Therefore, despite the key G1/S checkpoint regulators, RB1 and p53, are rarely mutated in MM,7 the therapeutic approach based on the combination of DNA-damaging agents and G2/M checkpoint inhibitors could potentially be successful also in MM, in which these central G1/S checkpoint regulators are principally inactivated through indirect mechanisms, such as the altered expression/activity of their upstream regulators.
Among the G2/M abrogators, WEE1 kinase inhibitors proved to be effective in sensitizing different tumor types to various anticancer therapeutics.13-23 WEE1 kinase is a crucial component of the G2/M DNA damage checkpoint, whose direct substrate is the key mitotic protein CDK1.24 WEE1 inhibitors prevent the WEE1-mediated phosphorylation and inactivation of CDK1 in response to DNA damage, thus resulting in G2/M checkpoint override and increased mitotic and cell death rates. To date, different small molecules targeting WEE1 have been used.13-23 In the present study, we tested MK-1775, an efficient and selective WEE1 inhibitor, which has entered phase I clinical trials in combination with gemcitabine, cisplatin, or carboplatin in patients with advanced solid tumors.25 In particular, we treated a panel of six MM cell lines, representative of the three different histotypes, with MK-1775 in combination with cisplatin, the chemotherapic agent currently used in MM therapy. We aimed to assess whether this strategy, which holds the potential for a rapid clinical translation, could be feasible for the treatment of MM. We observed that MK-1775 significantly enhanced the cisplatin cytotoxic effect in all cell lines, except the one representative of the most aggressive histotype, without enhancing toxicity in non-neoplastic cells.

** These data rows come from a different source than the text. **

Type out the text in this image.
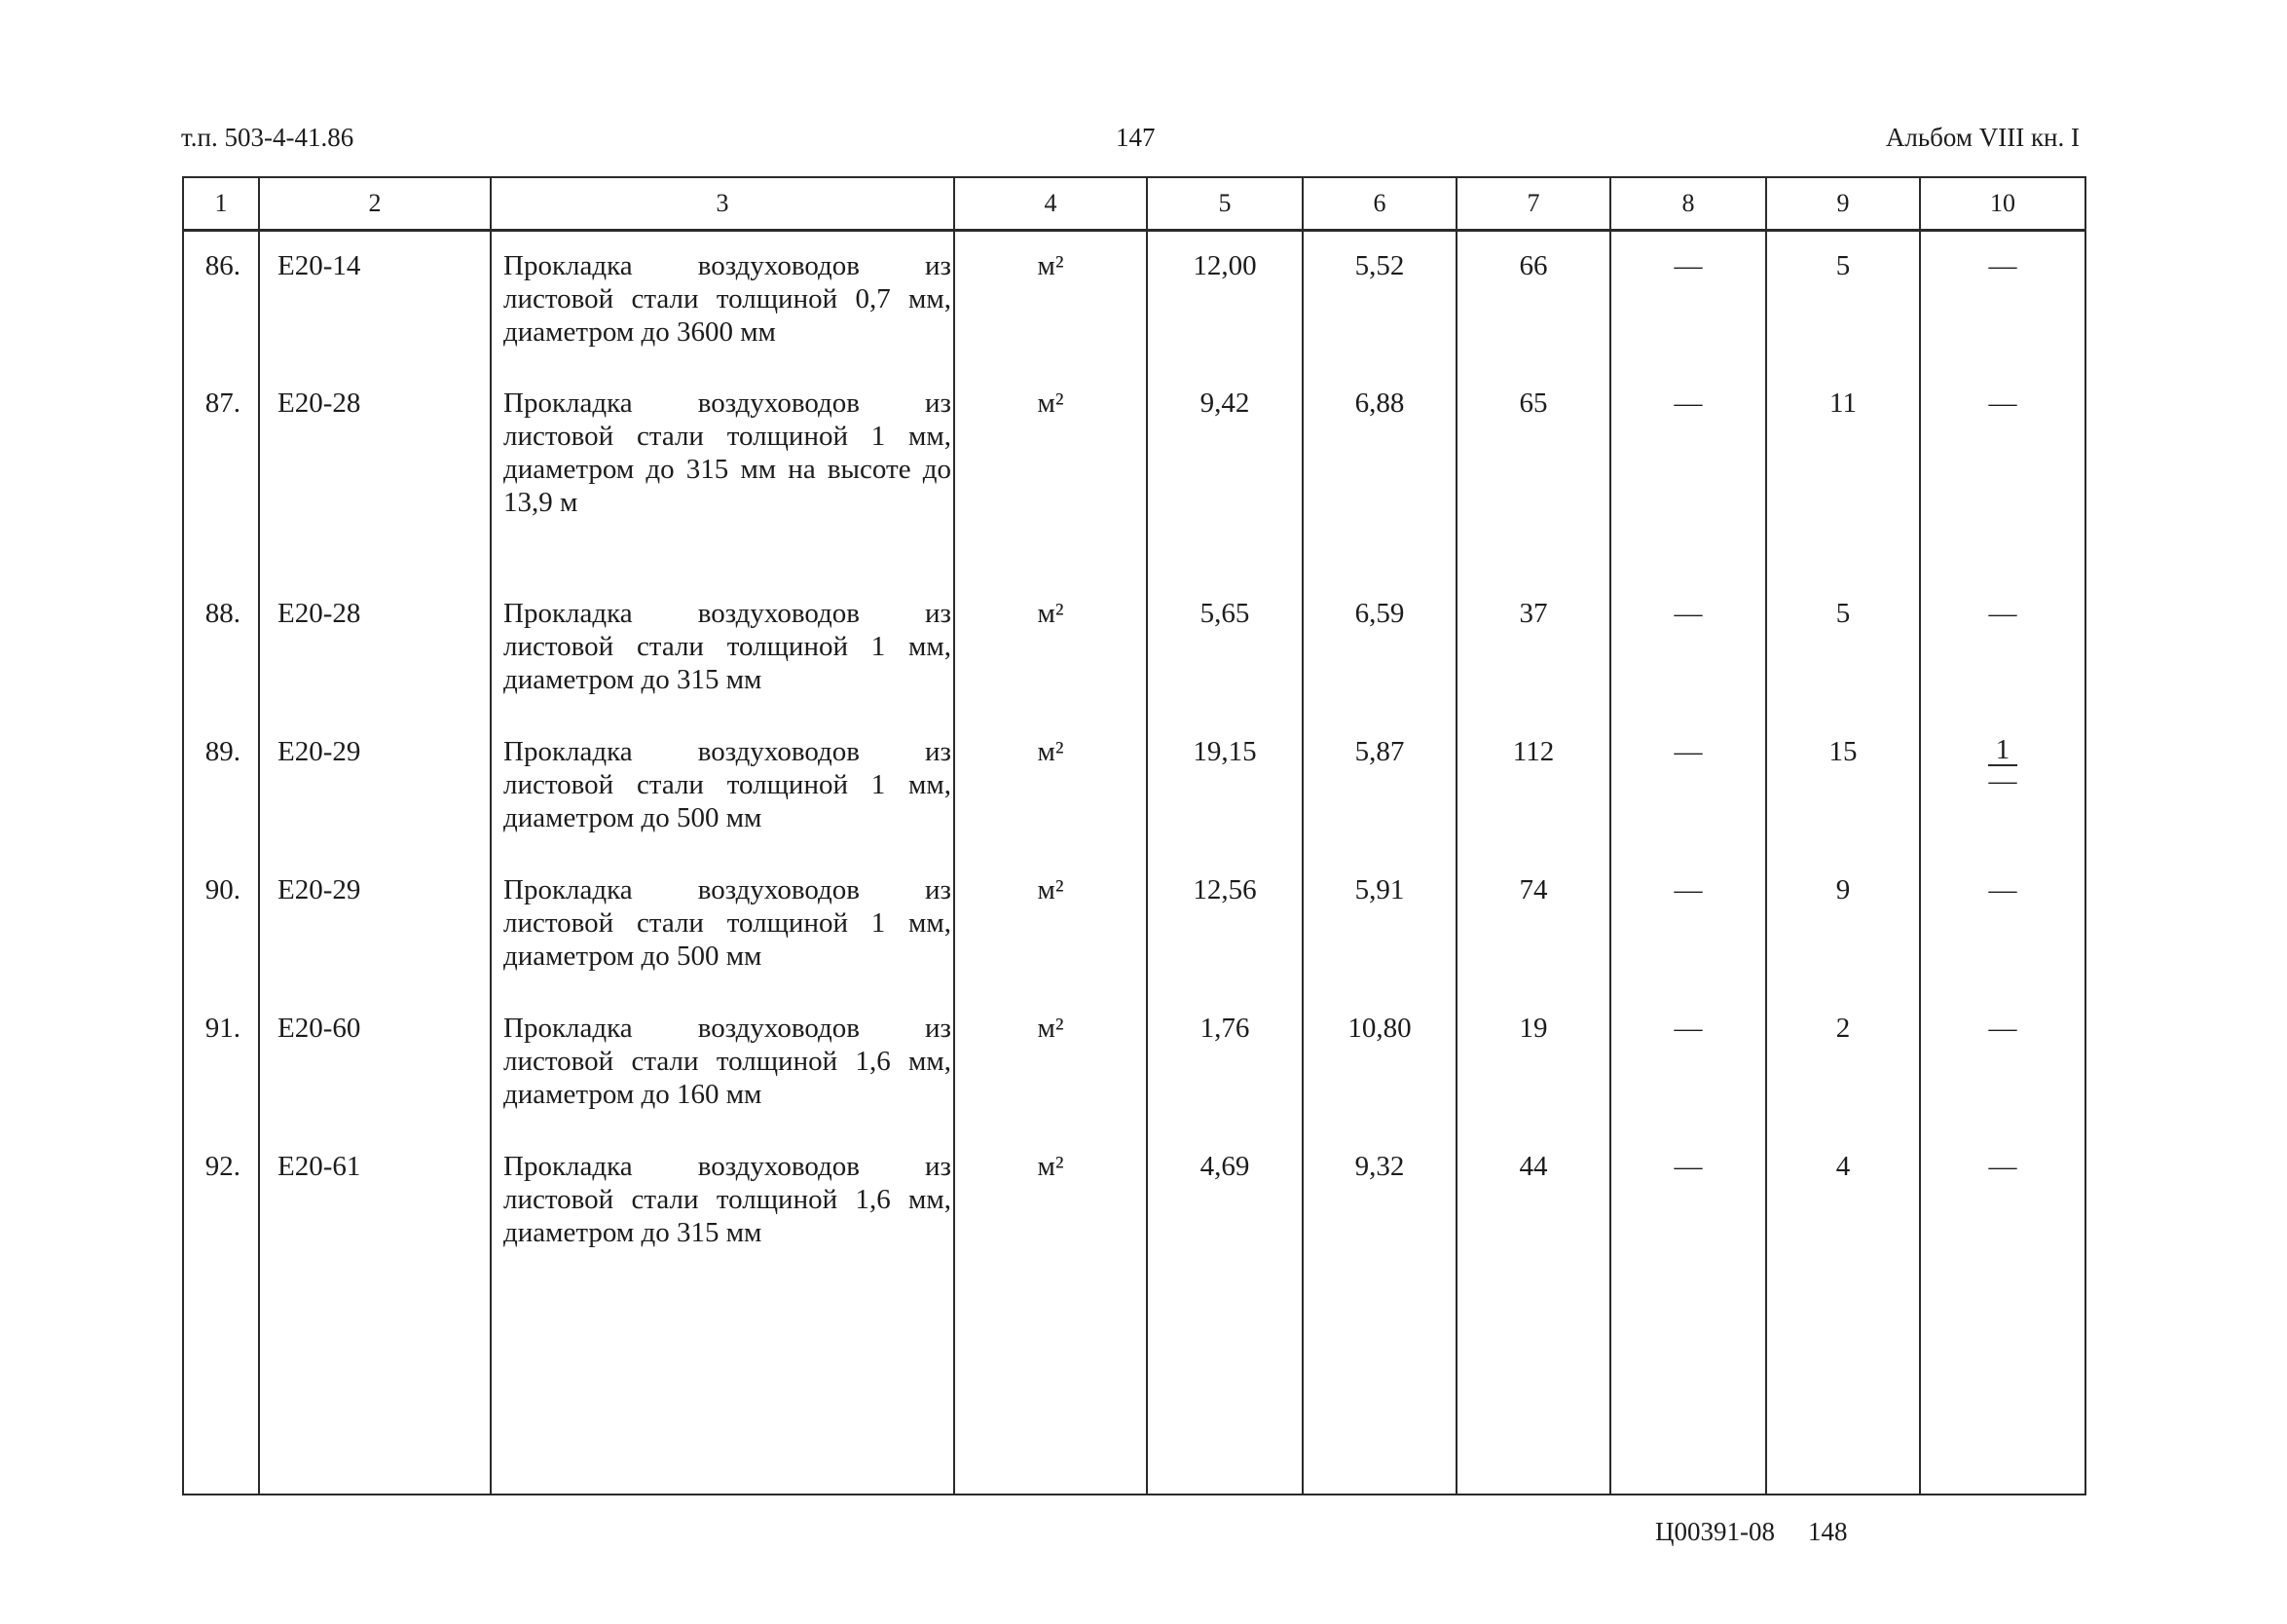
т.п. 503-4-41.86	147	Альбом VIII кн. I
1	2	3	4	5	6	7	8	9	10
86.	Е20-14	Прокладка воздуховодов из листовой стали толщиной 0,7 мм, диаметром до 3600 мм	м²	12,00	5,52	66	—	5	—
87.	Е20-28	Прокладка воздуховодов из листовой стали толщиной 1 мм, диаметром до 315 мм на высоте до 13,9 м	м²	9,42	6,88	65	—	11	—
88.	Е20-28	Прокладка воздуховодов из листовой стали толщиной 1 мм, диаметром до 315 мм	м²	5,65	6,59	37	—	5	—
89.	Е20-29	Прокладка воздуховодов из листовой стали толщиной 1 мм, диаметром до 500 мм	м²	19,15	5,87	112	—	15	$\frac{1}{—}$

90.	Е20-29	Прокладка воздуховодов из листовой стали толщиной 1 мм, диаметром до 500 мм	м²	12,56	5,91	74	—	9	—
91.	Е20-60	Прокладка воздуховодов из листовой стали толщиной 1,6 мм, диаметром до 160 мм	м²	1,76	10,80	19	—	2	—
92.	Е20-61	Прокладка воздуховодов из листовой стали толщиной 1,6 мм, диаметром до 315 мм	м²	4,69	9,32	44	—	4	—
Ц00391-08 148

Moreover, we observed that the enhancement in cisplatin toxicity was accompanied by a reduction in CDK1 phosphorylation and a shift in the balance toward apoptosis rather than growth arrest.
Results
WEE1 inhibition selectively sensitizes MM cell lines to cisplatin
We treated six MM cell lines, representing the epithelioid (IST-MES1, IST-MES2, REN, and NCI-H2452), biphasic (MSTO-211H), and sarcomatoid (NCI-H2052) histotypes, with cisplatin at concentrations ranging from 2.5 to 15 µM, alone or in combination with the WEE1 inhibitor, MK-1775, at the concentration of 150 nM or 250 nM. We evaluated cell viability by MTS assay at 72 h after treatment (Fig. 1A). We observed that MK-1775 enhanced the cisplatin cytotoxic effect in a concentration-dependent manner in all cell lines except one (NCI-H2052), as also shown by the comparison between the half maximal inhibitory concentration (IC50) values of cisplatin alone and cisplatin in combination with MK-1775 (as in the table included in Fig. 1A).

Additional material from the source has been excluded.